An SC professional fossil hunter found a massive 6.45 inch megalodon tooth while scouring a drainage ditch at a Summerville, SC construction site.
It weighed three pounds.
Matthew Basak, who guides hunts for Lowcountry Fossil Excursions, noticed a promising spot at a Summerville construction site and started probing the dirt. He found a tooth in the soil and when he removed it, he was astonished to see a 6.45 inch megalodon tooth weighing three pounds.
That’s huge. But it’s not the largest tooth found in the Palmetto State. The current record is 6.5 inches long.
Megalodons, and their megashark relatives, are believed to have died out about 3.6 million years ago.
Summerville is a hotbed for big shark’s teeth.

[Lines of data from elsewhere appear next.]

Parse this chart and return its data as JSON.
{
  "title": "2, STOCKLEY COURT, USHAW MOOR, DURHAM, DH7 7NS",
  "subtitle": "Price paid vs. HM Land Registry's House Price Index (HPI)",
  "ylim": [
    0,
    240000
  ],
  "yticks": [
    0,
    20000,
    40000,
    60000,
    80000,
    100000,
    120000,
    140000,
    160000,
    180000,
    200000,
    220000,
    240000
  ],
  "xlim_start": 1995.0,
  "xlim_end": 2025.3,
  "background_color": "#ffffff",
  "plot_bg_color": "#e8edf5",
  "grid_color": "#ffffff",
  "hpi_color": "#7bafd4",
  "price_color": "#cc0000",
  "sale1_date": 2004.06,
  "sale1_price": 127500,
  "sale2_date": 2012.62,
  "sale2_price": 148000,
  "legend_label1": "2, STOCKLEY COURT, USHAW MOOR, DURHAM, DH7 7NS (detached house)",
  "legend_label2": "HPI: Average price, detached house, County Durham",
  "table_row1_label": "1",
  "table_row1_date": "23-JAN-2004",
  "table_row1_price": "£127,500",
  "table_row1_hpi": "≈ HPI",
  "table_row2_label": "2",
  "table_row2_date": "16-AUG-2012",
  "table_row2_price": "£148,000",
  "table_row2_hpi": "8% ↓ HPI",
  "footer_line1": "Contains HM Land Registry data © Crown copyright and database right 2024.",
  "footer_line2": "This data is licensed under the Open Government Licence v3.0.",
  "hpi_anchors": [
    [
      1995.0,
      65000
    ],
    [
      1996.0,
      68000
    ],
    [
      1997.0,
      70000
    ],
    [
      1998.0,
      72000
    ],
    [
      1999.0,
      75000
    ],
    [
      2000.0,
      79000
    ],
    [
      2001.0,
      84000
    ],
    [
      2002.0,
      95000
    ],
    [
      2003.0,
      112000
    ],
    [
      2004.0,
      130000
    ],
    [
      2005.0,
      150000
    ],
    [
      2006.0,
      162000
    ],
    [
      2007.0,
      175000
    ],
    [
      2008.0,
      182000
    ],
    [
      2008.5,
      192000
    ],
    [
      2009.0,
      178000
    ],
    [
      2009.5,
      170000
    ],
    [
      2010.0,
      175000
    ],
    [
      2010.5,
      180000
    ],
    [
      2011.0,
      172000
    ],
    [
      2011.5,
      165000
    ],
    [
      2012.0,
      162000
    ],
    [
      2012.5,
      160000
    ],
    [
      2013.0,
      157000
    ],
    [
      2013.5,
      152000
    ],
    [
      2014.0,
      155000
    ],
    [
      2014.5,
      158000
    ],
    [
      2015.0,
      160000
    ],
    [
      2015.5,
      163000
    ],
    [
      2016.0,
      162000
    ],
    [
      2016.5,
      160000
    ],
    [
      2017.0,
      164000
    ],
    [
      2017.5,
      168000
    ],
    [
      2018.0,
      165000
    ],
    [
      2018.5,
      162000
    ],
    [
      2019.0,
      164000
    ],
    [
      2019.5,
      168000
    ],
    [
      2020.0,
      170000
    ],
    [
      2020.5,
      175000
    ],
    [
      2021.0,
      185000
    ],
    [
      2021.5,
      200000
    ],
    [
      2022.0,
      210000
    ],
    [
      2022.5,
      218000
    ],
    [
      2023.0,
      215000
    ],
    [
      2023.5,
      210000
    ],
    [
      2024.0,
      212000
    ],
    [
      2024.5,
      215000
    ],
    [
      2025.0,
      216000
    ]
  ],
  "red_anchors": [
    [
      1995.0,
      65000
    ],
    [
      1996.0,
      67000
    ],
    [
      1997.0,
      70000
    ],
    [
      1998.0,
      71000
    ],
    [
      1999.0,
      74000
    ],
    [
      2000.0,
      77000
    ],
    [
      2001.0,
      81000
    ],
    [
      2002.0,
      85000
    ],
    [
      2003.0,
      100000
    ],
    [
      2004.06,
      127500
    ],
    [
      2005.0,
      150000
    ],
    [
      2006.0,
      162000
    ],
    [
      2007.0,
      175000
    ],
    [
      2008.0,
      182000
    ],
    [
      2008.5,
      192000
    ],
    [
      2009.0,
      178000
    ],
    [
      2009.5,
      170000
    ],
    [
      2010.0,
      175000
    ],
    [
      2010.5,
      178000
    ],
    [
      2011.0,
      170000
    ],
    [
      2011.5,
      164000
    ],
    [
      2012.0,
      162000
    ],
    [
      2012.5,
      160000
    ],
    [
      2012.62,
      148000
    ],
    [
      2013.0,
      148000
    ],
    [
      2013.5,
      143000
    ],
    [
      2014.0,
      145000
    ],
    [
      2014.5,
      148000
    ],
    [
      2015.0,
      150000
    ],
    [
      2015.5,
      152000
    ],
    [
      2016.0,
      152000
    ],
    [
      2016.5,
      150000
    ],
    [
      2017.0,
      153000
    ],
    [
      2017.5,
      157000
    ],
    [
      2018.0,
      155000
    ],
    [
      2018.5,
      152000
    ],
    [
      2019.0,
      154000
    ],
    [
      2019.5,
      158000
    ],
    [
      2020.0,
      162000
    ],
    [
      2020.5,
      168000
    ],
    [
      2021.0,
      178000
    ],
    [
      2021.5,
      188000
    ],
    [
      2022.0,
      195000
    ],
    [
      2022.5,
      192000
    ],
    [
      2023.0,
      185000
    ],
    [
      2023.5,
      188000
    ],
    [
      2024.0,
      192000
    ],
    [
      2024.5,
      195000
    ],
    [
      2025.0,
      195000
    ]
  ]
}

Paleontologists have recently discovered dozens of juvenile teeth in Summerville that belong to an extinct species of megatoothed shark called Carcharocles angustidens, who swam the seas long before the megalodon made its appearance.
The find, researched by a group from the College of Charleston’s Department of Geology, suggests that the fossil bed may have been a haven for megashark pups some 24 million years ago.
And, everybody knows that South Carolina is rich with fossils because the coastal plains were once covered in water.
Just like today’s great white sharks come to Port Royal Sound to give birth and let their young grow, their SC megalodon predecessors did the same thing millions of years ago; in the same region.
The oceans are constantly changing and so are the shorelines. Summerville is about 33 miles from the ocean today, and the town was the ocean floor all those years ago.